The Tokyo Stock Exchange on Tuesday began allowing smaller price increments on shares of about 80 of Japan's biggest companies as the bourse seeks to win back business from private trading venues.

Topix 100 members whose shares cost between ¥1,000 and ¥5,000 now trade in ¥0.5 price movements, down from ¥1. This includes Honda Motor Co. and Japan Tobacco Inc.

Shares in the gauge priced less than ¥1,000, such as Mizuho Financial Group Inc., can trade in ¥0.1 bands, a tenth of the previous size.

Investors in Japan can already trade in smaller increments using the country's two alternative platforms that display prices, SBI Japannext and Chi-X Japan Ltd.

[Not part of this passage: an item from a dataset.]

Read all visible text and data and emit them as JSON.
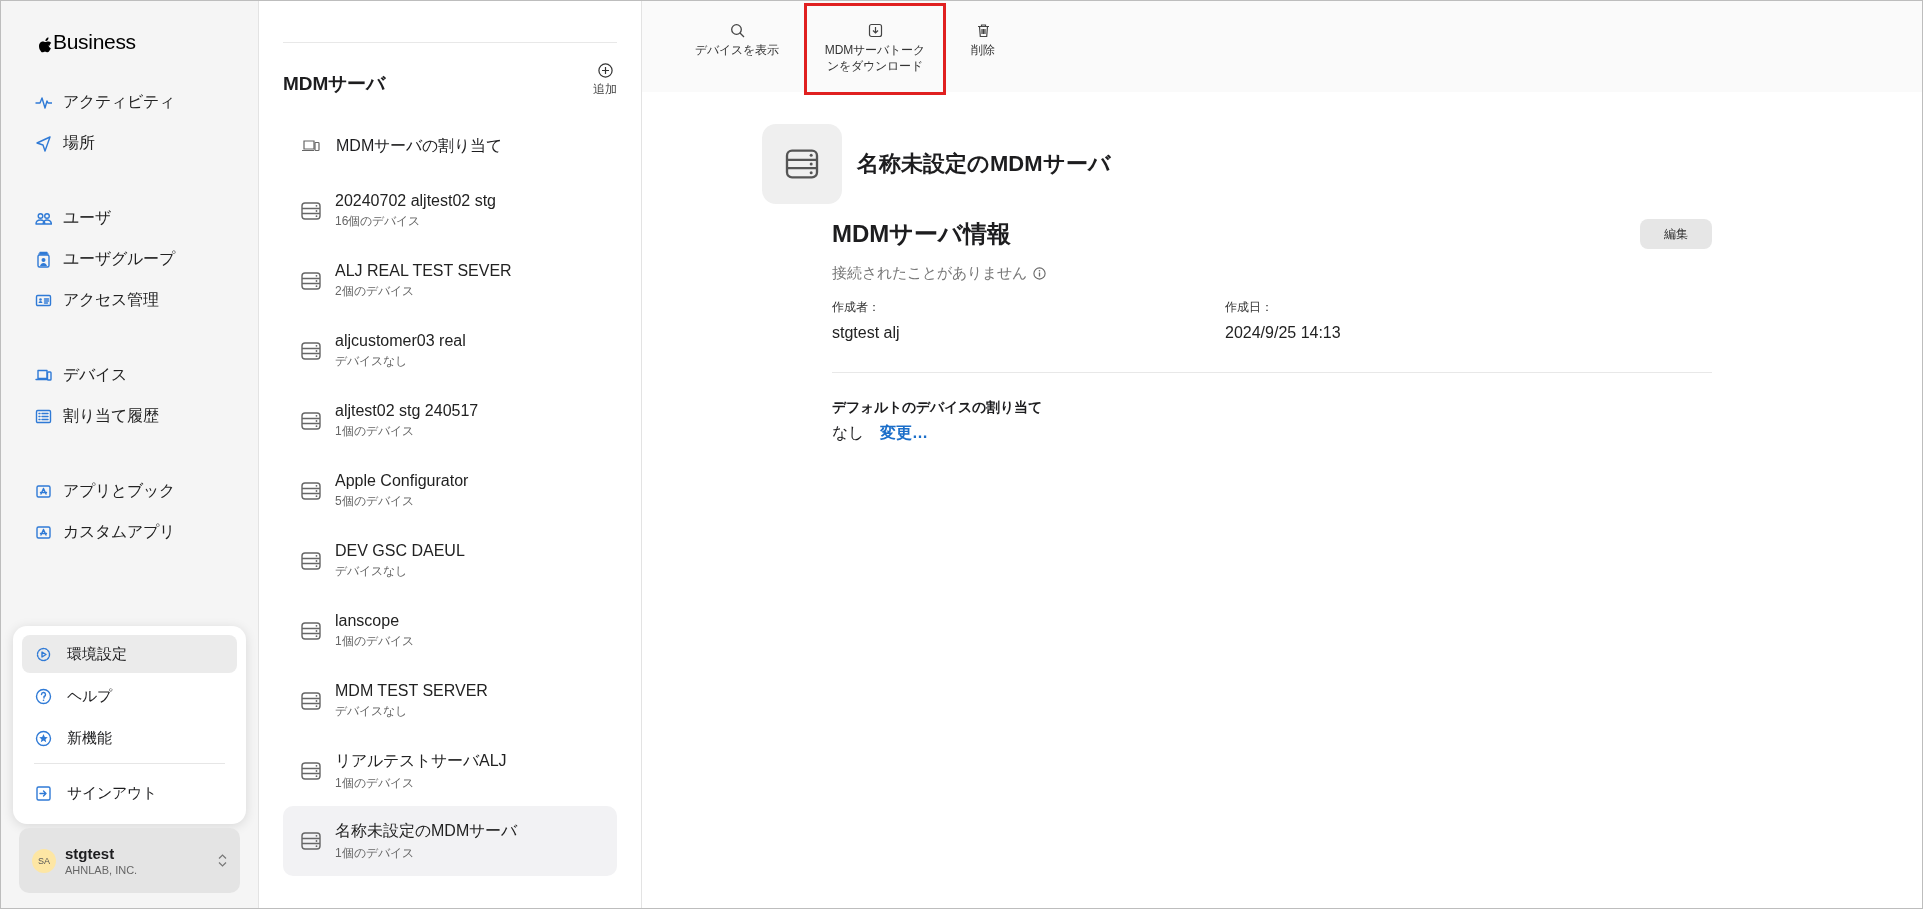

"This would be the way the exchange looks at fighting back," Mikey Hsia, a sales trader at Sunrise Brokers LLP, said last Thursday. "Naturally, this will add to the question whether it benefits one type of market participant over another. But in the long run, if overall liquidity is boosted in the underlying assets we are trading, the net beneficiary will be everyone trading in that arena."

Profits among market makers, the professional traders who facilitate buying and selling shares, were reduced when the U.S. narrowed tick sizes to pennies from sixteenths of a dollar more than a decade ago.

The change, known as decimalization, was one of the changes that fueled the rise of electronic trading in the world's largest market. Today, firms known as high-frequency traders are under scrutiny amid allegations they've rigged trading in American equities.

Tuesday's changes are the second in a three-part plan by the Tokyo bourse seeking to offer better liquidity and shorten waiting times to process orders.

In January, the exchange reduced tick sizes on some shares, while keeping the smallest increment at ¥1.

In mid-2015, the exchange will analyze the impact of the smaller ticks and decide whether to do more.

Supporters of the U.S. testing bigger tick sizes say it will encourage market makers to buy and sell more shares and create conditions that would persuade more companies to go public.

Opponents of the change, including Fidelity Investments, say it will cause investors to pay more when they buy the shares of small-cap companies.

The trial, announced last month by the Securities and Exchange Commission, will last a year.

High-speed trading's impact on financial markets was viewed negatively by 50 percent of those surveyed in a Bloomberg Global Poll this month, compared with 27 percent who see it positively.

Dark pools, private venues often owned by brokers that don't publish bid and ask prices, received negative marks from 53 percent of respondents, versus 23 percent positive.

High-frequency traders are valuable because they add liquidity and the TSE hasn't received any complaints about their behavior, Isao Hasegawa, then-director of the exchange's equity department, said in April. Japan doesn't have the excessive market fragmentation seen in the U.S., he said.

"We also expect liquidity to be more concentrated on the TSE following the tick size changes with the PTS's losing market share," Daiwa Securities Group Inc. quantitative analyst Mainak Sarkar wrote in a June report.